Benzo(a)pyrene [B(a)P] treatment of gilthead seabream, 25 mg/kg, i.p. for 5 consecutive days, did not cause any significant changes in ethylmorphine N-demethylase and aniline 4-hydroxylase activities of liver microsomes. The same treatment did not alter the liver microsomal cytochrome b5 content, NADH-cytochrome b5 reductase and NADPH-cytochrome P450 reductase activities.
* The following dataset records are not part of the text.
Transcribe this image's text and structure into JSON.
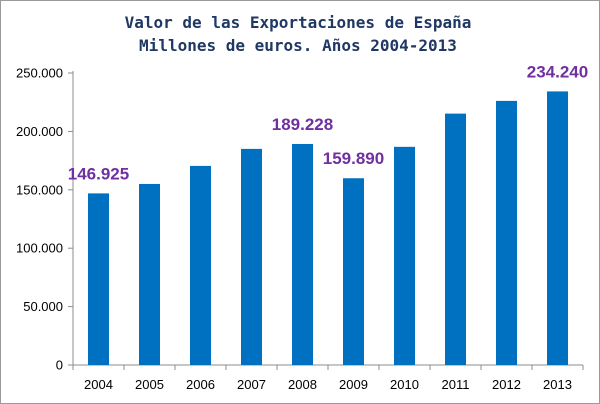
{
  "chart_data": {
    "type": "bar",
    "title_lines": [
      "Valor de las Exportaciones de España",
      "Millones de euros. Años 2004-2013"
    ],
    "xlabel": "",
    "ylabel": "",
    "categories": [
      "2004",
      "2005",
      "2006",
      "2007",
      "2008",
      "2009",
      "2010",
      "2011",
      "2012",
      "2013"
    ],
    "series": [
      {
        "values": [
          146925,
          155005,
          170439,
          185023,
          189228,
          159890,
          186780,
          215230,
          226115,
          234240
        ]
      }
    ],
    "ylim": [
      0,
      250000
    ],
    "yticks": [
      0,
      50000,
      100000,
      150000,
      200000,
      250000
    ],
    "ytick_labels": [
      "0",
      "50.000",
      "100.000",
      "150.000",
      "200.000",
      "250.000"
    ],
    "data_labels": [
      {
        "category": "2004",
        "text": "146.925"
      },
      {
        "category": "2008",
        "text": "189.228"
      },
      {
        "category": "2009",
        "text": "159.890"
      },
      {
        "category": "2013",
        "text": "234.240"
      }
    ],
    "grid": false,
    "legend": "none",
    "bar_color": "#0070c0",
    "label_color": "#7030a0",
    "title_color": "#1f3864"
  }
}
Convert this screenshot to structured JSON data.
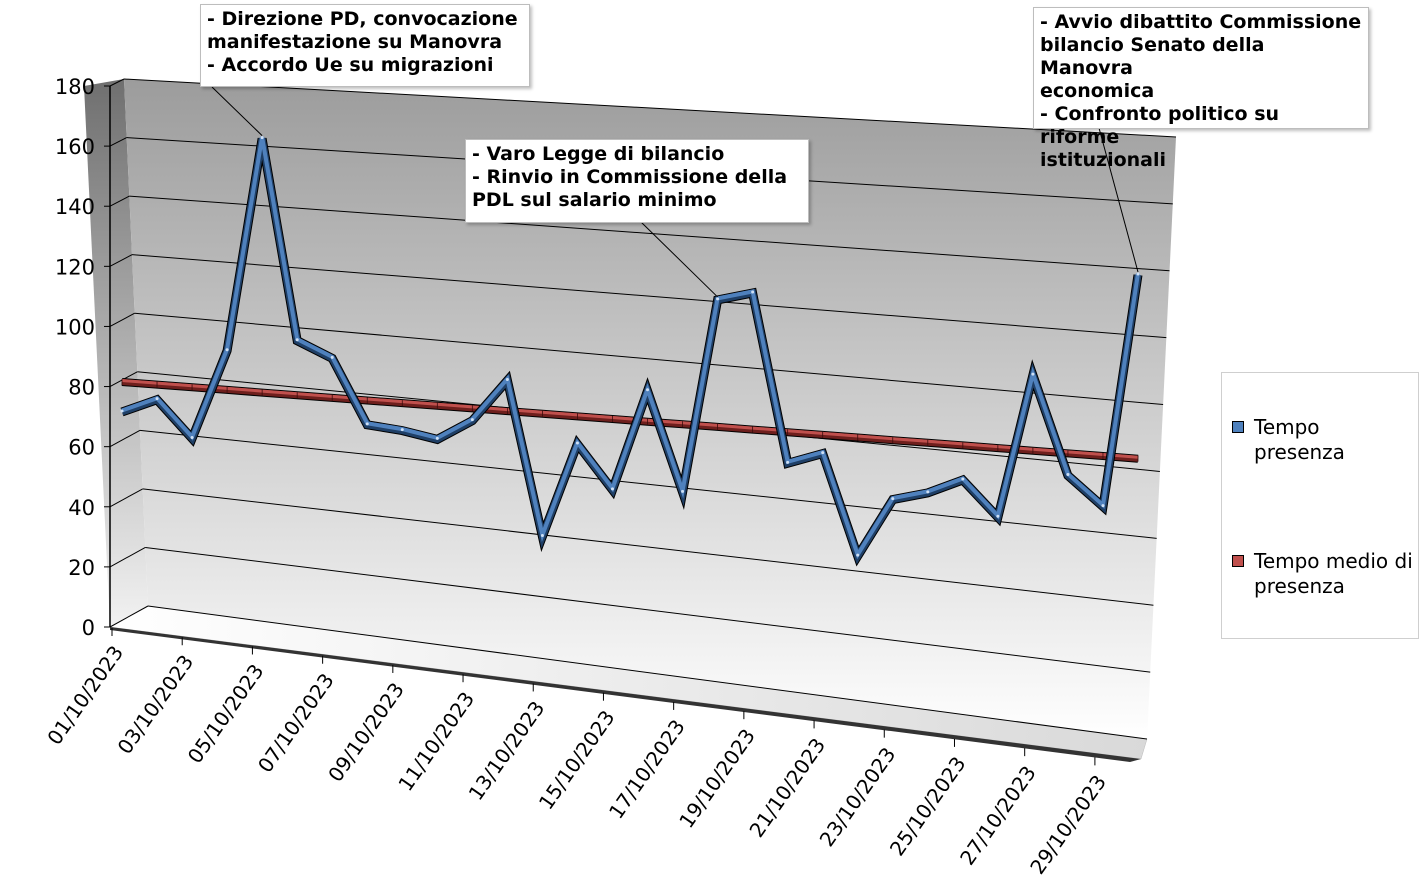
{
  "chart_data": {
    "type": "line",
    "title": "",
    "xlabel": "",
    "ylabel": "",
    "ylim": [
      0,
      180
    ],
    "yticks": [
      0,
      20,
      40,
      60,
      80,
      100,
      120,
      140,
      160,
      180
    ],
    "x": [
      "01/10/2023",
      "02/10/2023",
      "03/10/2023",
      "04/10/2023",
      "05/10/2023",
      "06/10/2023",
      "07/10/2023",
      "08/10/2023",
      "09/10/2023",
      "10/10/2023",
      "11/10/2023",
      "12/10/2023",
      "13/10/2023",
      "14/10/2023",
      "15/10/2023",
      "16/10/2023",
      "17/10/2023",
      "18/10/2023",
      "19/10/2023",
      "20/10/2023",
      "21/10/2023",
      "22/10/2023",
      "23/10/2023",
      "24/10/2023",
      "25/10/2023",
      "26/10/2023",
      "27/10/2023",
      "28/10/2023",
      "29/10/2023",
      "30/10/2023"
    ],
    "xtick_labels": [
      "01/10/2023",
      "03/10/2023",
      "05/10/2023",
      "07/10/2023",
      "09/10/2023",
      "11/10/2023",
      "13/10/2023",
      "15/10/2023",
      "17/10/2023",
      "19/10/2023",
      "21/10/2023",
      "23/10/2023",
      "25/10/2023",
      "27/10/2023",
      "29/10/2023"
    ],
    "series": [
      {
        "name": "Tempo presenza",
        "color": "#4f81bd",
        "values": [
          70,
          75,
          63,
          93,
          164,
          98,
          93,
          72,
          71,
          69,
          76,
          90,
          40,
          71,
          57,
          90,
          58,
          121,
          124,
          70,
          74,
          42,
          61,
          64,
          69,
          58,
          104,
          73,
          64,
          138
        ]
      },
      {
        "name": "Tempo medio di presenza",
        "color": "#c0504d",
        "values": [
          80,
          80,
          80,
          80,
          80,
          80,
          80,
          80,
          80,
          80,
          80,
          80,
          80,
          80,
          80,
          80,
          80,
          80,
          80,
          80,
          80,
          80,
          80,
          80,
          80,
          80,
          80,
          80,
          80,
          80
        ]
      }
    ],
    "annotations": [
      {
        "text": "- Direzione PD, convocazione\nmanifestazione su Manovra\n- Accordo Ue su migrazioni",
        "point_index": 4
      },
      {
        "text": "- Varo Legge di bilancio\n- Rinvio in Commissione della\nPDL sul salario minimo",
        "point_index": 17
      },
      {
        "text": "- Avvio dibattito Commissione\nbilancio Senato della Manovra\neconomica\n- Confronto politico su riforme\nistituzionali",
        "point_index": 29
      }
    ],
    "legend": {
      "position": "right"
    },
    "grid": true,
    "style": "3d-line"
  }
}
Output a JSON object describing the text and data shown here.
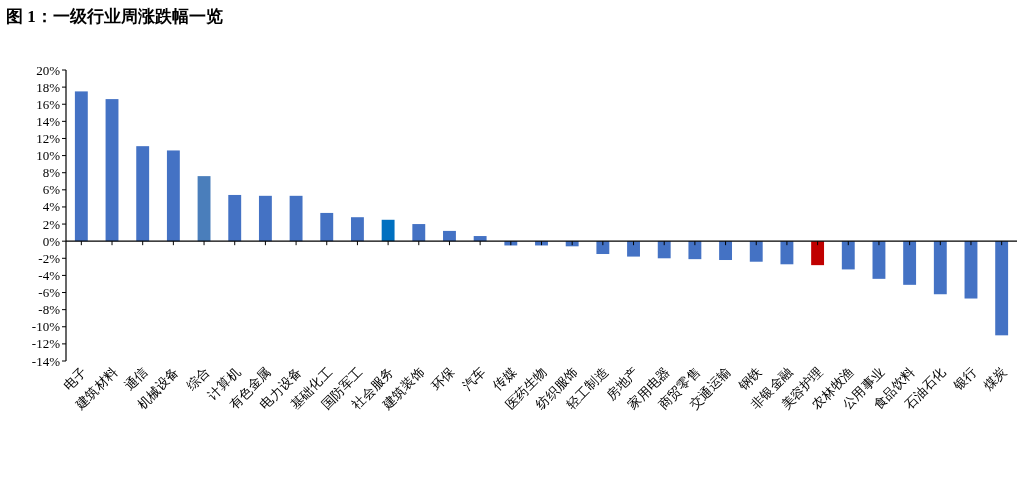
{
  "chart_data": {
    "type": "bar",
    "title": "图 1：一级行业周涨跌幅一览",
    "categories": [
      "电子",
      "建筑材料",
      "通信",
      "机械设备",
      "综合",
      "计算机",
      "有色金属",
      "电力设备",
      "基础化工",
      "国防军工",
      "社会服务",
      "建筑装饰",
      "环保",
      "汽车",
      "传媒",
      "医药生物",
      "纺织服饰",
      "轻工制造",
      "房地产",
      "家用电器",
      "商贸零售",
      "交通运输",
      "钢铁",
      "非银金融",
      "美容护理",
      "农林牧渔",
      "公用事业",
      "食品饮料",
      "石油石化",
      "银行",
      "煤炭"
    ],
    "values": [
      17.5,
      16.6,
      11.1,
      10.6,
      7.6,
      5.4,
      5.3,
      5.3,
      3.3,
      2.8,
      2.5,
      2.0,
      1.2,
      0.6,
      -0.5,
      -0.5,
      -0.6,
      -1.5,
      -1.8,
      -2.0,
      -2.1,
      -2.2,
      -2.4,
      -2.7,
      -2.8,
      -3.3,
      -4.4,
      -5.1,
      -6.2,
      -6.7,
      -11.0
    ],
    "colors": [
      "#4472c4",
      "#4472c4",
      "#4472c4",
      "#4472c4",
      "#4a7ebb",
      "#4472c4",
      "#4472c4",
      "#4472c4",
      "#4472c4",
      "#4472c4",
      "#0070c0",
      "#4472c4",
      "#4472c4",
      "#4472c4",
      "#4472c4",
      "#4472c4",
      "#4472c4",
      "#4472c4",
      "#4472c4",
      "#4472c4",
      "#4472c4",
      "#4472c4",
      "#4472c4",
      "#4472c4",
      "#c00000",
      "#4472c4",
      "#4472c4",
      "#4472c4",
      "#4472c4",
      "#4472c4",
      "#4472c4"
    ],
    "ylim": [
      -14,
      20
    ],
    "yticks": [
      {
        "value": 20,
        "label": "20%"
      },
      {
        "value": 18,
        "label": "18%"
      },
      {
        "value": 16,
        "label": "16%"
      },
      {
        "value": 14,
        "label": "14%"
      },
      {
        "value": 12,
        "label": "12%"
      },
      {
        "value": 10,
        "label": "10%"
      },
      {
        "value": 8,
        "label": "8%"
      },
      {
        "value": 6,
        "label": "6%"
      },
      {
        "value": 4,
        "label": "4%"
      },
      {
        "value": 2,
        "label": "2%"
      },
      {
        "value": 0,
        "label": "0%"
      },
      {
        "value": -2,
        "label": "-2%"
      },
      {
        "value": -4,
        "label": "-4%"
      },
      {
        "value": -6,
        "label": "-6%"
      },
      {
        "value": -8,
        "label": "-8%"
      },
      {
        "value": -10,
        "label": "-10%"
      },
      {
        "value": -12,
        "label": "-12%"
      },
      {
        "value": -14,
        "label": "-14%"
      }
    ],
    "orientation": "vertical"
  }
}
However, benzo(a)pyrene treatment caused a 2–3-fold increase in 7-ethoxyresorufin O-deethylase (7-EROD) activity of gilthead seabream liver microsomes. Although, upon treatment, total cytochrome P450 content of liver microsomes increased about 1.7-fold in 1990 fall, no such increase was observed in spring 1991. However, a new cytochrome P450 with an apparent M r of 58,000 was observed on SDS-PAGE of liver microsomes obtained from benzo(a)pyrene treated gilthead seabream. Besides, in vitro addition of 0.2 × 10 −6 M benzo(a)pyrene to the incubation mixture inhibited 7-ethoxyresorufin O-deethylase activity by 93%. Gilthead seabream liver microsomal 7-ethoxyresorufin O-deethylase activity was characterized with respect to substrate concentration, amount of enzyme, type of buffer used, incubation period and temperature.